In March 2020, the UK entered a period of unprecedented public health measures due to the COVID-19 pandemic. This has understandably had a huge impact on participants, referrals, providers and the labour market. As the evaluation fieldwork took place in spring, there was some discussion of COVID-19, however this report focuses on year 2 of FSS, April 2019 – March 2020, and therefore the majority of the report focuses on FSS pre-COVID. The evaluation of the 3rd year will of course report on how COVID-19 has impacted on the service, providers and participants in detail.

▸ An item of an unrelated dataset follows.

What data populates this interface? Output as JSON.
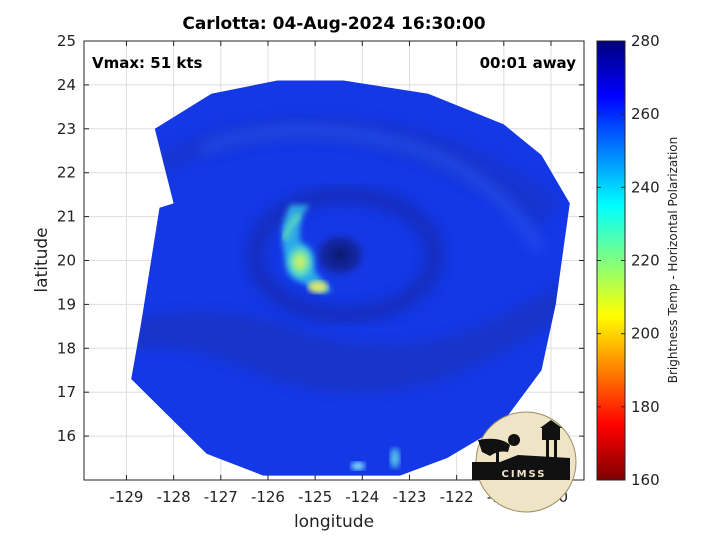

Nonetheless, due to COVID-19 and the resulting lockdown, some elements of planned fieldwork were unable to go ahead. This included a series of focus groups that were planned to take place across Scotland in spring, in order to gather direct feedback from FSS participants as well as some of the planned fieldwork for the research contractors, namely interviews with Jobcentre Plus staff and employers.
1.4 What SG did with last year's feedback
Following the publication of the second evaluation report covering April 2018 to March 2019, SG identified a number of areas to review as part of Fair Start Scotland continuous improvement activity. SG recognised the importance of working closely with FSS providers and JCP to drive shared improvement activities, leading to the development of a joint provider continuous improvement plan as well as a SG / JCP continuous improvement plan.
This led to the design of a number of key improvement initiatives undertaken and implemented in year 2 which are detailed throughout the report.